Babbitt is as unimaginative and timid in rebellion as he is intellectually. He is too much a creature of his society to rebel against it. The most he can manage is mild protest, but even this is noted by friends and acquaintances. They, exquisitely sensitive to the slightest deviancy from Right Thinking, begin to suspect his reliability as a Solid Citizen and a One Hundred Percent American when, inspired by his youthful friend the socialist politician Seneca Doane, he imagines himself a blossoming liberal and defends the striking workers at the telephone office in Zenith. “They got just as much right to march as anybody else! They own the streets as much as Clarence Drum or the American Legion does!… Of course, they’re a bad element, but — Oh, rats!”

Babbitt’s rebellion is personal, not political, lacking an ideological, an existential or even an intellectual basis. Looking over his teenage daughter’s books he finds Vachel Lindsay’s poetry “quite irregular” and Mencken’s essays “highly improper, making fun of the church and all the decencies.”

Babbitt unchained — Babbitt liberated — belongs to a type of businessman that held no interest, forty years later, for Tom Wolfe or William Hamilton, the cartoonist-about-town, whose subjects were the radical chic financiers of go-go Wall Street in the Sixties, Seventies and Eighties. American civilization had not got so far as that before, not even in the Roaring Twenties.

Sinclair Lewis, like his literary mentor and supporter H.L.Mencken, was a product of the stolid American bourgeoisie; his father was a medical doctor in Sauk Centre, Minnesota. Despite Lewis’s savage depiction of his class, he never left it, though he tried to — unlike Mencken, a rebel only on the printed page, who otherwise lived a thoroughly conventional life. Lewis was frequently no better than an obnoxious drunk, assuming the role of the ignorant Midwestern hick it amused him to play in public, a parody of what he supposed sophisticated Easterners expected a small-town Minnesotan to be despite what his biographer Mark Schorer described as his life-long “notions of starched elegance.” What is notably missing from Babbitt, as from all Lewis’s novels, is a sense of mental, emotional, social and existential tension — a feeling of living at the edge of everything — that amounts to a kind of self-willed hysteria and is the dominating mood in America today. It is missing because it was absent from the 1920s, and even from the 1960s.

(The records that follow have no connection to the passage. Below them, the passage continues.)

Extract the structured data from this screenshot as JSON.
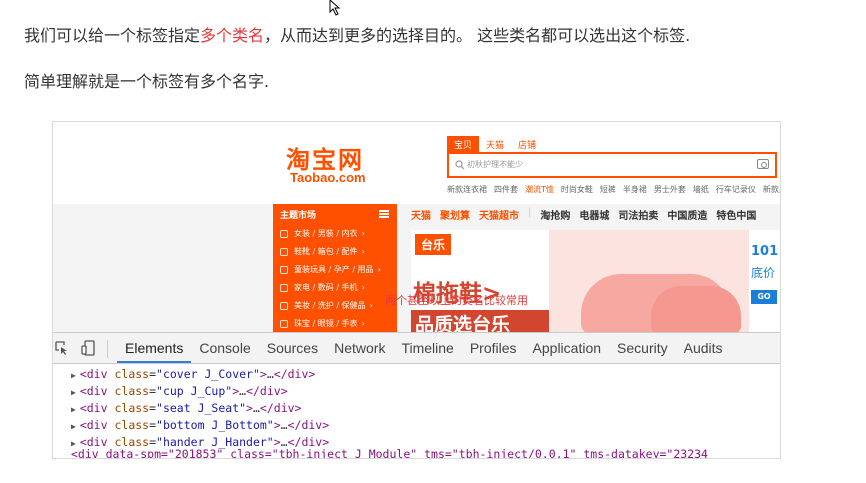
{
  "article": {
    "line1_a": "我们可以给一个标签指定",
    "line1_highlight": "多个类名",
    "line1_b": "，从而达到更多的选择目的。 这些类名都可以选出这个标签.",
    "line2": "简单理解就是一个标签有多个名字."
  },
  "taobao": {
    "logo_cn": "淘宝网",
    "logo_en": "Taobao.com",
    "search_tabs": [
      "宝贝",
      "天猫",
      "店铺"
    ],
    "search_placeholder": "初秋护理不能少",
    "hot_words": [
      "新款连衣裙",
      "四件套",
      "潮流T恤",
      "时尚女鞋",
      "短裤",
      "半身裙",
      "男士外套",
      "墙纸",
      "行车记录仪",
      "新款男鞋"
    ],
    "category_title": "主题市场",
    "categories": [
      "女装 / 男装 / 内衣",
      "鞋靴 / 箱包 / 配件",
      "童装玩具 / 孕产 / 用品",
      "家电 / 数码 / 手机",
      "美妆 / 洗护 / 保健品",
      "珠宝 / 眼镜 / 手表"
    ],
    "nav_orange": [
      "天猫",
      "聚划算",
      "天猫超市"
    ],
    "nav_dark": [
      "淘抢购",
      "电器城",
      "司法拍卖",
      "中国质造",
      "特色中国"
    ],
    "banner_tag": "台乐",
    "banner_title": "棉拖鞋",
    "banner_title_arrow": ">",
    "banner_sub": "品质选台乐",
    "side_ad_number": "101",
    "side_ad_text": "底价",
    "side_ad_button": "GO"
  },
  "devtools": {
    "tabs": [
      "Elements",
      "Console",
      "Sources",
      "Network",
      "Timeline",
      "Profiles",
      "Application",
      "Security",
      "Audits"
    ],
    "active_tab": "Elements",
    "dom_lines": [
      {
        "cls": "\"cover J_Cover\""
      },
      {
        "cls": "\"cup J_Cup\""
      },
      {
        "cls": "\"seat J_Seat\""
      },
      {
        "cls": "\"bottom J_Bottom\""
      },
      {
        "cls": "\"hander J_Hander\""
      }
    ],
    "tag_open": "<div",
    "attr_name": "class",
    "ellipsis": "…",
    "tag_close": "</div>",
    "cut_line": "<div data-spm=\"201853\" class=\"tbh-inject J_Module\" tms=\"tbh-inject/0.0.1\" tms-datakey=\"23234",
    "note": "两个甚至以上的类名比较常用"
  }
}
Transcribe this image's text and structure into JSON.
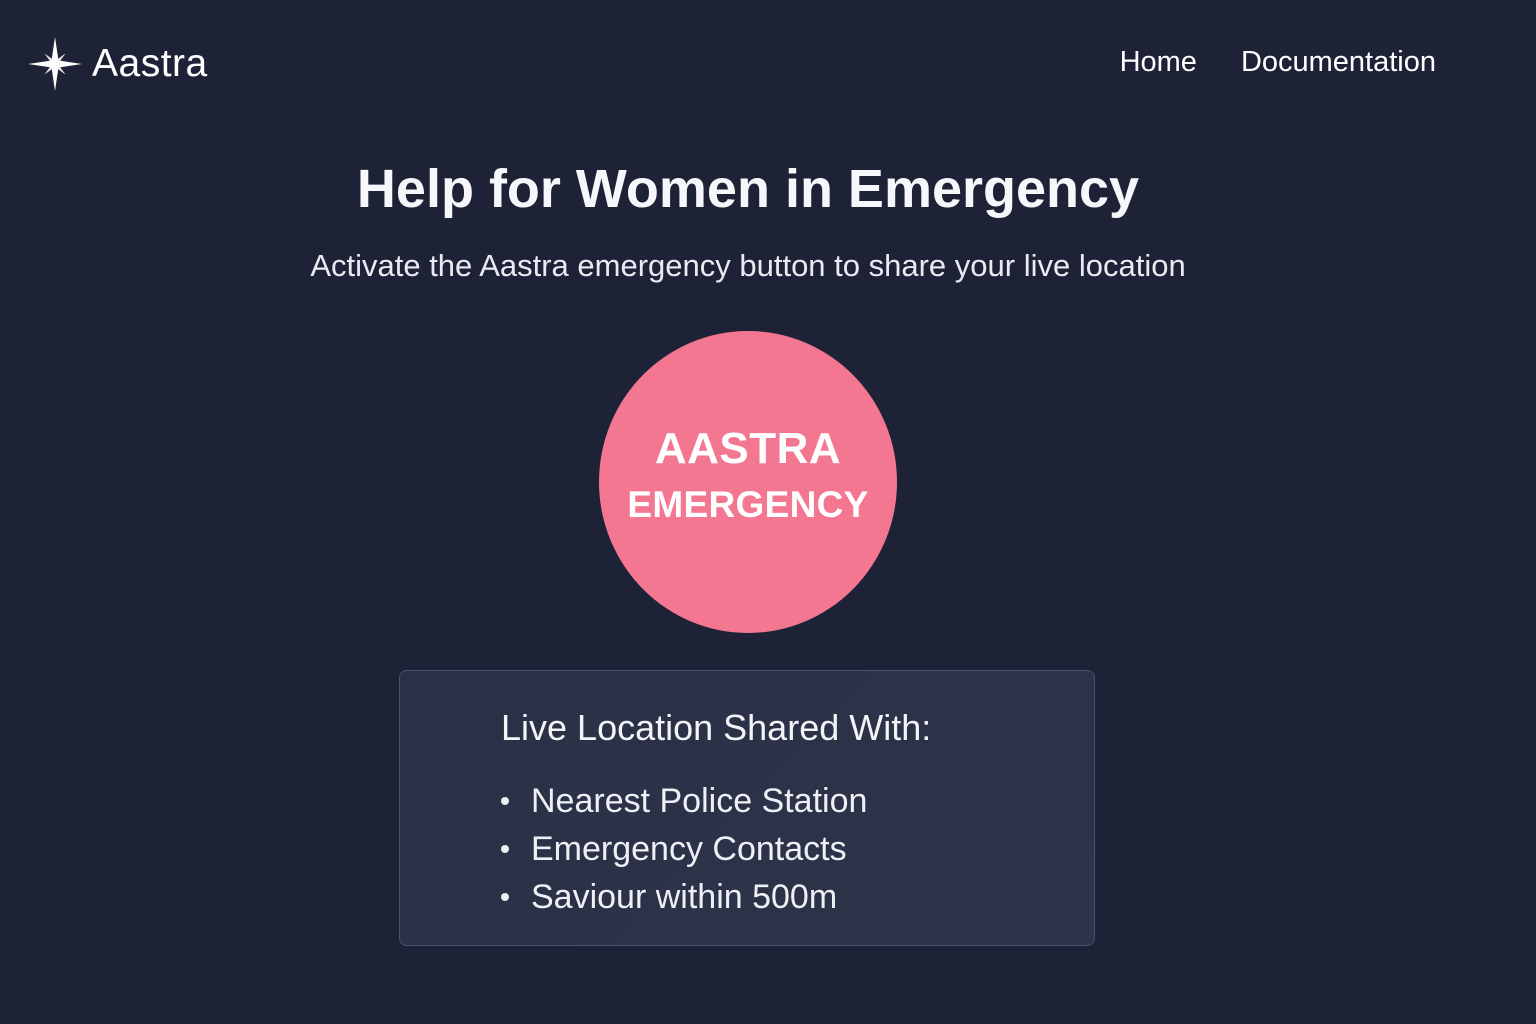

For a full century, George Follansbee Babbitt has been the stereotypical symbol of American provincialism, cultural ignorance and banality, anti-intellectualism and distrust of the imagination, and middle-class conformity for American intellectuals and, indeed, for sophisticates the world over. A revisionist reading of Babbitt in 2022 suggests that there are worse things in this world than social conformity, intellectual skepticism and a cynical view of intellectuals, and of bourgeois society as a whole. As the 1920s were the decade of “normalcy,” so the 2020s are becoming the decade of rapidly spreading anarchy. Between 1920 and 1929 many unpleasant and lasting institutions were introduced into American society and American life, but many of them were hardly the worst. Many worse ones — by far — have been introduced since then. Babbitt would be horrified but perhaps unsurprised.